À l'épreuve du temps. Une femme d’exception

Par Abdellah Tourabi

Il était bien inspiré, Ahmed Toufiq, en consacrant la première causerie du ramadan, prononcée devant le roi, au rôle de la femme dans la spiritualité musulmane. Le ministre des Habous est revenu longuement sur des figures féminines, théologiennes ou mystiques, qui ont eu un rôle déterminant dans l’évolution de l’islam en tant que religion et civilisation. On a souvent tendance, et parfois à juste titre, à penser que l’histoire de l’islam est faite par des hommes et uniquement par des hommes. Dans cette histoire, les femmes sont absentes, marginalisées et reléguées en arrière-plan. Elles ne fondent aucun rite important de l’islam, ne laissent aucune production théologique de taille et sont même exclues de l’exercice du pouvoir politique au nom d’une interprétation patriarcale des textes religieux. Or, dans l’histoire des premières années de l’islam, on peut trouver de véritables modèles de femmes de caractère, de savoir et même de pouvoir.
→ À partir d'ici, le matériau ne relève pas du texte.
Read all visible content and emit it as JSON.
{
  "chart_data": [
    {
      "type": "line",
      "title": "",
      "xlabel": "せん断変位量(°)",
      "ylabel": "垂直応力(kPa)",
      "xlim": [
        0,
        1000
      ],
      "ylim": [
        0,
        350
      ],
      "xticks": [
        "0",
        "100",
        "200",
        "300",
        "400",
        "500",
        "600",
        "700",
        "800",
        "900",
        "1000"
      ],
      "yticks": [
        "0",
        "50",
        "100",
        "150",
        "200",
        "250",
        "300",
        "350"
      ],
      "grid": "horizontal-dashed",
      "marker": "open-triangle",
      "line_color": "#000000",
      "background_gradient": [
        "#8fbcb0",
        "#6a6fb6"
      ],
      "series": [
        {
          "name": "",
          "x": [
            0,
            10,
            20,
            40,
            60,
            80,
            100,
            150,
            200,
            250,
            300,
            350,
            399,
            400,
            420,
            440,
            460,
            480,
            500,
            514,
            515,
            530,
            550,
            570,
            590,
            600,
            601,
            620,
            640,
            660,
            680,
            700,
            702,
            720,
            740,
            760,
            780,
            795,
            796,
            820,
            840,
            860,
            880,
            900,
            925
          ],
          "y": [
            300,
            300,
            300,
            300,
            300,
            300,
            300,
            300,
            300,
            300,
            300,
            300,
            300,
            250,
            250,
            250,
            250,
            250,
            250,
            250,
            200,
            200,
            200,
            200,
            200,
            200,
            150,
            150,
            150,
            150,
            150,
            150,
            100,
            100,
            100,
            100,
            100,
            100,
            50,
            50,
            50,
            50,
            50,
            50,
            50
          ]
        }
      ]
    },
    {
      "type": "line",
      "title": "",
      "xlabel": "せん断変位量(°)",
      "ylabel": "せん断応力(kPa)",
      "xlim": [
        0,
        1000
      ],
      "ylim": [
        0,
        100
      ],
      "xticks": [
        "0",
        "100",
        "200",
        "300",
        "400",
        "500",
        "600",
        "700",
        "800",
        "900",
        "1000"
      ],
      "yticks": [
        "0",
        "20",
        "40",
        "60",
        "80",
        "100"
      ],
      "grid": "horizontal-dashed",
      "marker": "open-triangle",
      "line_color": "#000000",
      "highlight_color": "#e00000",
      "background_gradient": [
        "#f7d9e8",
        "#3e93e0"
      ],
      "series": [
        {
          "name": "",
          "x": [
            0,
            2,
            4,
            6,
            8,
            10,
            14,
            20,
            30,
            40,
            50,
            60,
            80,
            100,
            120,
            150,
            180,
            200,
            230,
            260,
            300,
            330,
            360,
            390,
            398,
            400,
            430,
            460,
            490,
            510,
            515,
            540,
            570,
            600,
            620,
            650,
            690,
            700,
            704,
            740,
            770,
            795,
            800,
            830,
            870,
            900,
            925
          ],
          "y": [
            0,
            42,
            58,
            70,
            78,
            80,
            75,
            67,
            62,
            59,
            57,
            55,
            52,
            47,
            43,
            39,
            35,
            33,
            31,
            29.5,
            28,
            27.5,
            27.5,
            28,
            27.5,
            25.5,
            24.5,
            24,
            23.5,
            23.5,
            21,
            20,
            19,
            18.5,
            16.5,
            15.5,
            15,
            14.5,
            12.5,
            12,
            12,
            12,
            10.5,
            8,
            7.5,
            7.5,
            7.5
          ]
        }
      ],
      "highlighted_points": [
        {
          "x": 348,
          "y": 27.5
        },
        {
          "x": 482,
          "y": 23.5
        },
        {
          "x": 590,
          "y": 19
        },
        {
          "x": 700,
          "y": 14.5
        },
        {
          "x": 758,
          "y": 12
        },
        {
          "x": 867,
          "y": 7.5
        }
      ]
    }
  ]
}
La principale figure inspirante est celle de Aïcha, épouse du prophète et fille d’Abou Bakr, premier calife de l’islam. Il est regrettable de constater comment le personnage de Aïcha n’a pas été suffisamment exploité, chez nous, pour promouvoir un modèle d’émancipation et de leadership féminin.

Pendant toute sa vie, Aïcha a occupé une place particulière auprès de son époux, et au sein du jeune État musulman. Femme de culture et d’intelligence, elle n’hésite pas à tenir tête au prophète Mohammed et de l’interpeller quand elle ne partage pas le bien-fondé d’une de ses décisions. C’est ainsi que, quand le prophète reçoit un verset l’autorisant à se marier à une nouvelle femme, Aïcha fait remarquer, avec un brin d’ironie, que Dieu se montre bien accommodant avec les désirs de son prophète. Épouse préférée de Mohammed, après la mort de Khadija la première, Aïcha a été sa confidente et son ultime soutien et réconfort. Pendant son agonie, il a choisi de mourir auprès d’elle et, selon les historiens, il a expiré en posant sa tête sur son genou. Un statut personnel remarquable qui sera consolidé par de grandes qualités intellectuelles, qui feront d’elle une femme d’influence au sein du jeune État musulman.

Après la mort du prophète, elle devient une source et une référence incontournables pour produire des lois et des règles imposables aux musulmans. Le calife Omar demande systématiquement son avis pour trancher dans des questions qui touchent les relations entre les hommes et les femmes, et les compagnons du prophète la sollicitent quand ils sont en désaccord sur des affaires religieuses. Les musulmans affluent vers Médine pour étudier auprès d’elle et s’inspirer de son savoir. Aïcha devient alors la principale autorité religieuse de son temps. Elle n’hésite pas à rectifier des hadiths, rapportés par des compagnons du prophète, quand leur contenu manque de bon sens ou s’oppose au Coran. Son intervention dans la vie politique la conduit à déclencher une insurrection armée contre le calife Ali, pour lui demander de punir les assassins de son prédécesseur, le calife Othmane. Et même après la débâcle de cette insurrection, ses opposants se pressent pour lui présenter des signes de respect et de vénération, en l’appelant “Notre mère”. Indépendante d’esprit, audacieuse et insoumise, la figure de Aïcha mérite une nouvelle lecture pour battre en brèche les clichés, rétrogrades ou injustes, sur les femmes en islam.